At ORCID, we have been largely focused on researchers who perform research and use the Registry to obtain an iD and link to their works. In fact, there is another group of researchers who will benefit: those who are interested in mining the linkages in ORCID data to derive and test models of knowledge flow and innovation.
A recent workshop on the Empirical Foundations of Science and Innovation Policy, organized by Julia Lane of the American Institute of Research, Jacques Mairesse of ENSAE, and Paula Stephan of Georgia Tech, brought together researchers and funding agency representatives from several countries, whose work has been inspired by both the U.S. STAR METRICS program and the National Science Foundation’s Science of Science and Innovation Policy (SciSIP) program, to start building an international community of practice for the science of science policy. During the proceedings, it became clear that persistent identifiers and data exchange standards are an important resource to support research in this emerging field.
Present at the meeting were economists, research administrators, and program administrators from funding organizations and research universities and centers, including the European Research Council, the National Science Foundation, the Observatoire des Sciences et des Techniques (OST), Agence National de Recherche, KAIST, the Univeristy of Strasbourg, Max Planck, Ministere de Enseignement Superieure et Recherche, Imperial College London, Melbourne University, California Institute of Technology, University Boccini, KU Leuven, Charles University, Institute of the Czech Langauge, Center for Economic Research and Graduate Education (CERGE-EI), École Polytechnique Fédérale de Lausanne, Institut für Samfunnsforskning, and Ohio State University.

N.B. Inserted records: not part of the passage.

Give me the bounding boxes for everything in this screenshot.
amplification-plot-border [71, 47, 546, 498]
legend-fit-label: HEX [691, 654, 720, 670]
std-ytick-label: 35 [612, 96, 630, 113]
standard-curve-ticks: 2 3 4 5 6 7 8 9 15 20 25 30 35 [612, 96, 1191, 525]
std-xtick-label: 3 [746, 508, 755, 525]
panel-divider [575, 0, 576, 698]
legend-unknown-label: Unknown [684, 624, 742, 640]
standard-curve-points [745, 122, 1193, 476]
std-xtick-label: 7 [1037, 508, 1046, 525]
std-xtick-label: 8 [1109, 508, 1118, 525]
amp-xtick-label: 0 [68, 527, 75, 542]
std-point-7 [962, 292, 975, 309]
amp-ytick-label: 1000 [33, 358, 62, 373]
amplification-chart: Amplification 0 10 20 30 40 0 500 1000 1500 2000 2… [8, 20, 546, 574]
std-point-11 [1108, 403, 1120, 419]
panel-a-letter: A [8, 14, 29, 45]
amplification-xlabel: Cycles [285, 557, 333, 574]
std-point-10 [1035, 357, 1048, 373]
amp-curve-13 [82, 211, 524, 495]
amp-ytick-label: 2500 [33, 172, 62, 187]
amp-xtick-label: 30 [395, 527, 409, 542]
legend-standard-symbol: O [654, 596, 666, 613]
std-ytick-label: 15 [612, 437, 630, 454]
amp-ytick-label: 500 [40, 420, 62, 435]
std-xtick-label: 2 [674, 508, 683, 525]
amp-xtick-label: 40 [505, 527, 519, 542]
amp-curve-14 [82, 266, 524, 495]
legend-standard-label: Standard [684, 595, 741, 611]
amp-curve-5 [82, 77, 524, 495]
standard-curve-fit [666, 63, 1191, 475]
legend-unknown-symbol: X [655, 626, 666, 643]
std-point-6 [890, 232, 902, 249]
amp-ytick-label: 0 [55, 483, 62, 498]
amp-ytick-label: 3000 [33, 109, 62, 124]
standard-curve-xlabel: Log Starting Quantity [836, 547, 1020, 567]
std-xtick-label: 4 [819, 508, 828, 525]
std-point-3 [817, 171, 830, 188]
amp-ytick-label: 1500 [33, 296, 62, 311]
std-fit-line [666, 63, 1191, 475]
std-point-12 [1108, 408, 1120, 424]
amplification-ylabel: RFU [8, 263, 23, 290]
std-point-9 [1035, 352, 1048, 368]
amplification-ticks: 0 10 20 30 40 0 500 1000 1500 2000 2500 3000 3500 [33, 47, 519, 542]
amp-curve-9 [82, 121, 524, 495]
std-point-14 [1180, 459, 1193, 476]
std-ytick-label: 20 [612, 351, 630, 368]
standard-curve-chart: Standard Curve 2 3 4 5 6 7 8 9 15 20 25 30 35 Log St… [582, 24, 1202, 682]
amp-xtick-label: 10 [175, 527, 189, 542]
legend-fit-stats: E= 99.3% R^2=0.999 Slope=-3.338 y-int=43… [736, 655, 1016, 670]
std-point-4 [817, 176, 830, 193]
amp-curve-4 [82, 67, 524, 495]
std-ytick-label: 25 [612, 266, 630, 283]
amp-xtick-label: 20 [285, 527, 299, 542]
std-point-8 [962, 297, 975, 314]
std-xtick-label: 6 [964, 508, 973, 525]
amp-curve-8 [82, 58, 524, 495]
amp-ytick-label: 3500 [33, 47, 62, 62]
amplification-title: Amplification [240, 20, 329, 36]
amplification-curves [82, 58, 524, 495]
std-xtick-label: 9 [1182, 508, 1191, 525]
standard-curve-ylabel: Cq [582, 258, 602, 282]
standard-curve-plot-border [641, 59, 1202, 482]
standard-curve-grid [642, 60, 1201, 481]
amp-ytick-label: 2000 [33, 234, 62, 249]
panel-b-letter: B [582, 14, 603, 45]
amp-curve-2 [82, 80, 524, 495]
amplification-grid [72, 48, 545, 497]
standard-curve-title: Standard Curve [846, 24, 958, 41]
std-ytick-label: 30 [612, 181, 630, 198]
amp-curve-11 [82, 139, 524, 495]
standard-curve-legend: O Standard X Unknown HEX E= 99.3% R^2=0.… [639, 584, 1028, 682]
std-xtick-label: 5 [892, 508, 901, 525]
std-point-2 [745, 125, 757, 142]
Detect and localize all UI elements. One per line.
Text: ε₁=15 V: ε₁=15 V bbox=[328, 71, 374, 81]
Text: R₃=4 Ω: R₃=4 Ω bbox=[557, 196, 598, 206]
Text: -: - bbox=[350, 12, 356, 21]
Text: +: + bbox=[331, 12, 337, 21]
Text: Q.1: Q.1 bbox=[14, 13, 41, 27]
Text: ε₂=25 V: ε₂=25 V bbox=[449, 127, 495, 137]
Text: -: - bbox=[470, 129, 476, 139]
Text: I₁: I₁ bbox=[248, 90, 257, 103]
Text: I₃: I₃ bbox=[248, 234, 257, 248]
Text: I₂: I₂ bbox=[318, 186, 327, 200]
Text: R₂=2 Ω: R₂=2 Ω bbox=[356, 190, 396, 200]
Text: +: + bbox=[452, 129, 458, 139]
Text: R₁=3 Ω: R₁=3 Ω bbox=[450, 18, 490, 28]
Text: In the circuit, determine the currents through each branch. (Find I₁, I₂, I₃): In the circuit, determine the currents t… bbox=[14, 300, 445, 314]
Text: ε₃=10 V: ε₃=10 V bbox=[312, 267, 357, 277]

Presentations focused on developing systematic approaches to measure scientific and economic results of research. Participants discussed feasibility studies to gather data to support their research, and the subsequent research studies. Among the questions under study are the effectiveness of “star researcher” programs, methods to link grant funding with research results, impact of funding on training and subsequent careers of graduate students, the impact of scientific team formation on research outputs, and the flow of people and ideas through organizations and firms. Abstracts and a participant list are available on the meeting website.
A common thread across presentations was the immense work required to obtain and clean research administration data—information on funding, faculty, trainees, research outputs, and spin-offs. Confidentiality was an important consideration that the community needs to address. Participants noted that previous work had been essentially one-off studies: barriers to access, updating, and annotation made each effort sui generis. It was not possible to generalize findings, particularly those studies for which data on researchers, funding, and outputs were derived from a single institution. In addition, tracking the mobility of scientists across organizations and disciplines requires the integration of data from different countries to be able to support cross-institutional or international models. The STAR METRICS and U METRICS programs, and the related international activities, have been largely focused on building a data infrastructure that permits the development of such linkages and creates the possibility for a common data platform to promote generalizable and replicable research.
Attendees agreed that the activities would be greatly helped by initiatives such as CASRAI, the EuroCRIS CERIF data model , and ORCID: they offer considerable potential to reduce the substantial data cleaning, linking, and standardization challenges if widely adopted. CASRAI provides a common dictionary for research administration data and exchangeable business objects, CERIF a common information metadata model for storage and exchange, and ORCID a persistent researcher identifier. Together with persistent identifiers for organizations and research works, these non-profit community-driven organizations can provide a thin-layer infrastructure to link data between databases through standard data exchange processes, a necessity for the study of the science of science policy. In many cases, all that is required to support interoperation is addition of identifier fields to existing databases and API mapping work, and much can be accomplished to address this disconnect in a sustainable way through cooperative efforts to tie together these various parts of the problem.
ORCID and similar community-driven infrastructure organizations can learn from the Science of Science Policy community about the needs of its researchers to ensure that the developing infrastructure is appropriately responsive. One example is how ORCID is leveraging CASRAI definitions and CERIF metadata. Another is our collaboration with DataCite on the ODIN project to support data citation (see our recent blog on the DataCite and RDA meetings). In turn, Science of Science Policy researchers can benefit from improvements in the long-term quality of data for analysis, and more broadly the research community will benefit from an evidence-based understanding of innovation.